The ‘Asset Standstill,’ till May 31, 2020 for all standard accounts which were granted moratorium or deferment as on March 1, 2020 would be big relief to the borrowers as also banks.
By reducing the Reverse Repo further to 3.75 per cent from 4.0 per cent, the RBI is keen on productive deployment of huge funds parked with itself by the banks. As much as Rs 6.90 lakh crore is parked under this window as on April 15 and the RBI wants banks to use this in investments and loans in the productive sectors of the economy. “This is a clear incentive as also nudging to the banks to leave their over-cautious approach and deploy money in the productive system,” the ASSOCHAM Secretary General said in a statement.
It said the additional liquidity of Rs 1 lakh crore for the NBFCs, SMEs, HFCs and micro finance institutions should provide relief to the key sectors of the economy; whether this would need further infusion depends on how the situation unfolds in the coming weeks.

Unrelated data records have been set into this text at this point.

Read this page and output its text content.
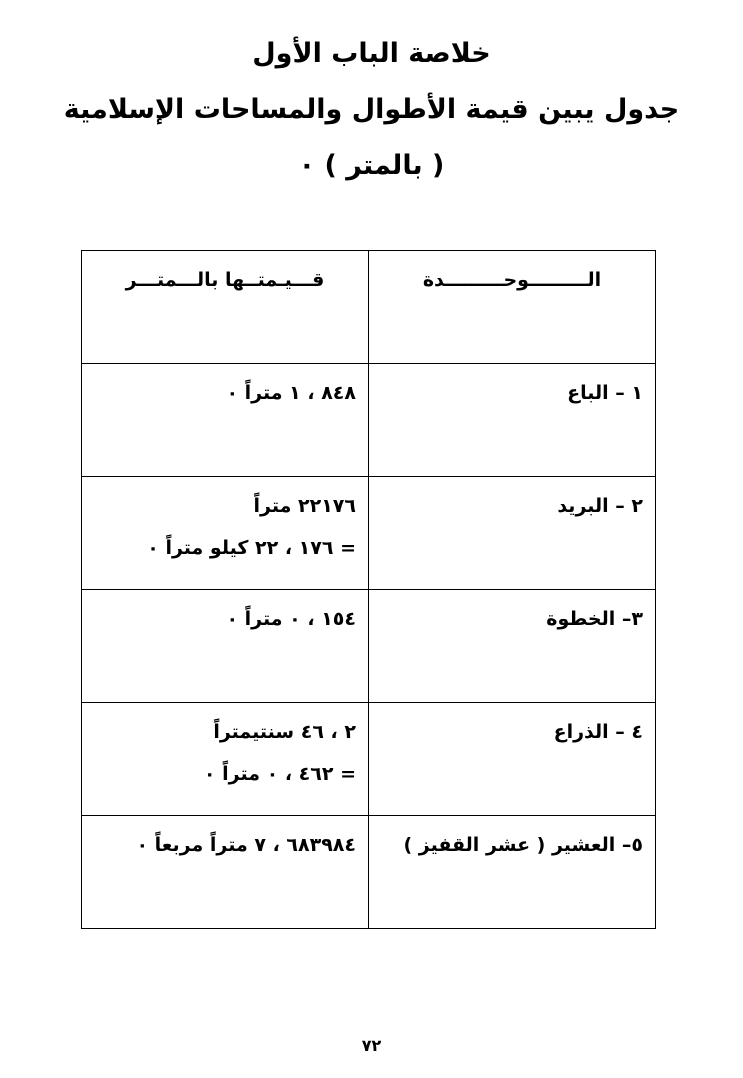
خلاصة الباب الأول
جدول يبين قيمة الأطوال والمساحات الإسلامية
( بالمتر ) ٠
الـــــــــوحـــــــــدة	قـــيـمتــها بالـــمتـــر
١ – الباع	٨٤٨ ، ١ متراً ٠

٢ – البريد	٢٢١٧٦ متراً
= ١٧٦ ، ٢٢ كيلو متراً ٠

٣– الخطوة	١٥٤ ، ٠ متراً ٠

٤ – الذراع	٢ ، ٤٦ سنتيمتراً
= ٤٦٢ ، ٠ متراً ٠

٥– العشير ( عشر القفيز )	٦٨٣٩٨٤ ، ٧ متراً مربعاً ٠
٧٢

The regulatory forbearances to commercial real estate projects should also help, although the emerging scenario would also depend on how the partial re-opening of lockdown after April 20 pans out. "One hopes, the pandemic has peaked and should fast recede as the Centre and the states are waging battles in the most coordinated manner with the cooperation of other stakeholders of society and people's participation".
The ASSOCHAM also draws comfort from the forwarding looking statement of the RBI Governor, expressing hope for downward inflation trajectory.